- Born: New York City, United States
- Occupation: Fashion designer
- Years active: 2005-present

= Anthony Rubio =

American fashion designer

Anthony Rubio is an American fashion designer, best known for creating costumes for dogs. His designs have been exhibited at events like New York and Los Angeles Fashion Weeks, and have appeared in magazines like Vogue, Cosmopolitan, Vanity Fair, Harper's Bazaar and Elle.

== Biography ==

=== Early life and career ===
Rubio, of Puerto Rican descent, was born and raised in New York City. He became interested in women's fashion as a child, so he studied fashion design. After rescuing a chained Chihuahua in 2005, he began creating costumes for dogs, an activity for which he is most recognized today.

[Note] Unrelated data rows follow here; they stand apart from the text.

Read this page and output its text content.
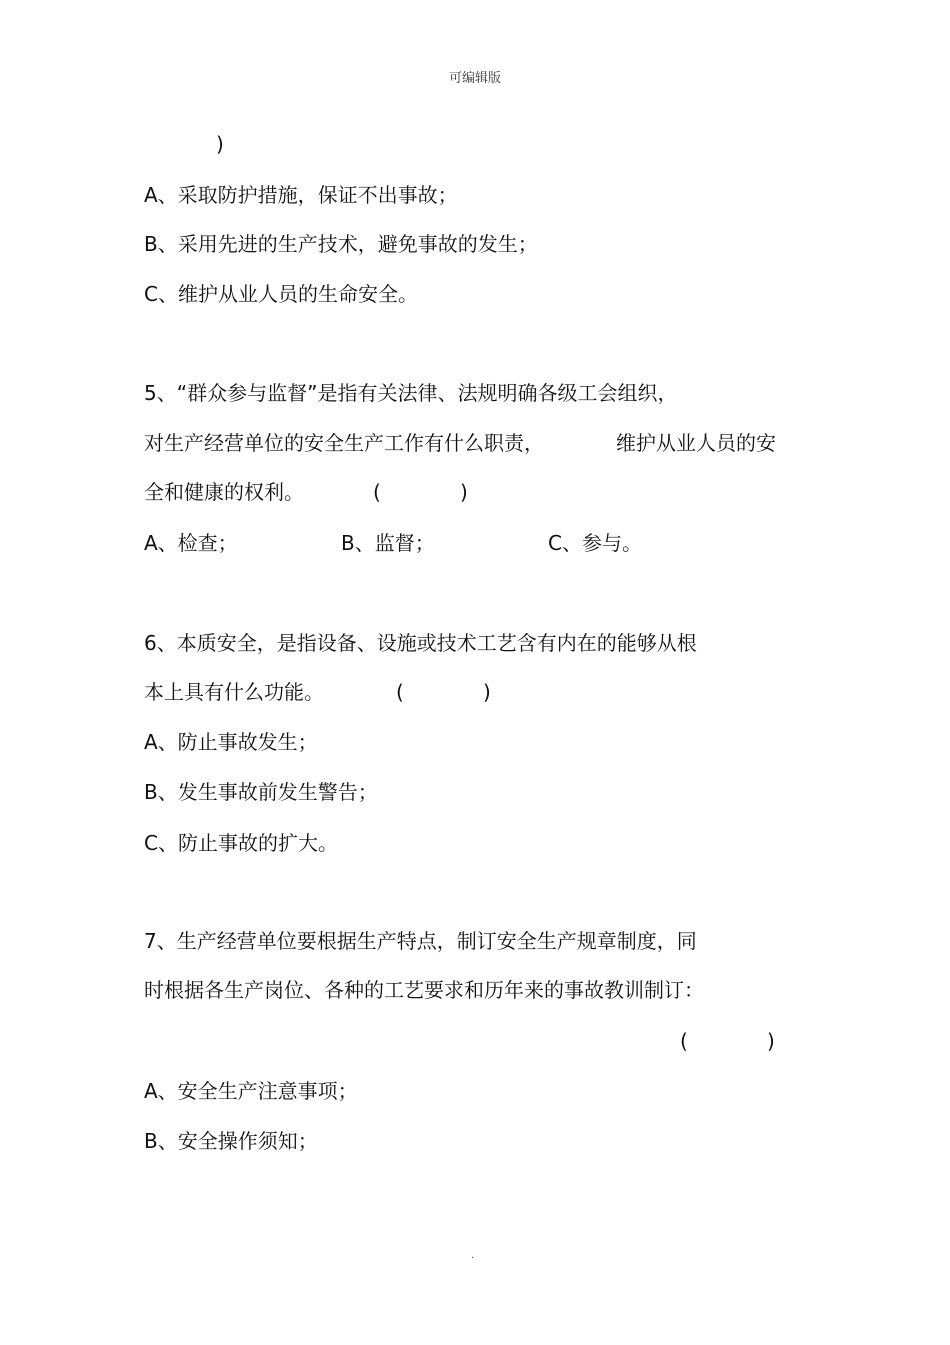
可编辑版
)
A、采取防护措施，保证不出事故；
B、采用先进的生产技术，避免事故的发生；
C、维护从业人员的生命安全。
5、“群众参与监督”是指有关法律、法规明确各级工会组织，
对生产经营单位的安全生产工作有什么职责，	维护从业人员的安
全和健康的权利。	(	)
A、检查；	B、监督；	C、参与。
6、本质安全，是指设备、设施或技术工艺含有内在的能够从根
本上具有什么功能。	(	)
A、防止事故发生；
B、发生事故前发生警告；
C、防止事故的扩大。
7、生产经营单位要根据生产特点，制订安全生产规章制度，同
时根据各生产岗位、各种的工艺要求和历年来的事故教训制订：
(	)
A、安全生产注意事项；
B、安全操作须知；
.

In 2012 he became the first canine designer to exhibit his work at the New York Fashion Week. A year later he participated in the Brooklyn Fashion Week, another event that had never featured designs exclusively for dogs. He has also participated in other major events such as the Met Gala (where he paid tribute to designer Rei Kawakubo) and Los Angeles Fashion Week. In 2021 he participated again in the NY Fashion Week, where he was supported by Polish model Joanna Borov.

His designs have appeared in specialized magazines like Vogue, Cosmopolitan, Vanity Fair, Harper's Bazaar, Marie Claire and Elle; and he has given interviews on TV shows like Good Morning America, Page Six TV, Vice Live, To Tell the Truth and The Pet Show.

=== Other projects ===
Rubio supports dog adoption and has donated to shelters and other projects related to the protection of homeless animals. In 2012 he created the Adopt Me Maybe campaign inspired by the song "Call Me Maybe" by Carly Rae Jepsen, which went viral through social networks. He designed most of the costumes that appear in the book Couture Dogs of New York, by author Paul Nathan.

In addition to his canine designs, Rubio also designs haute couture for women and ties for men.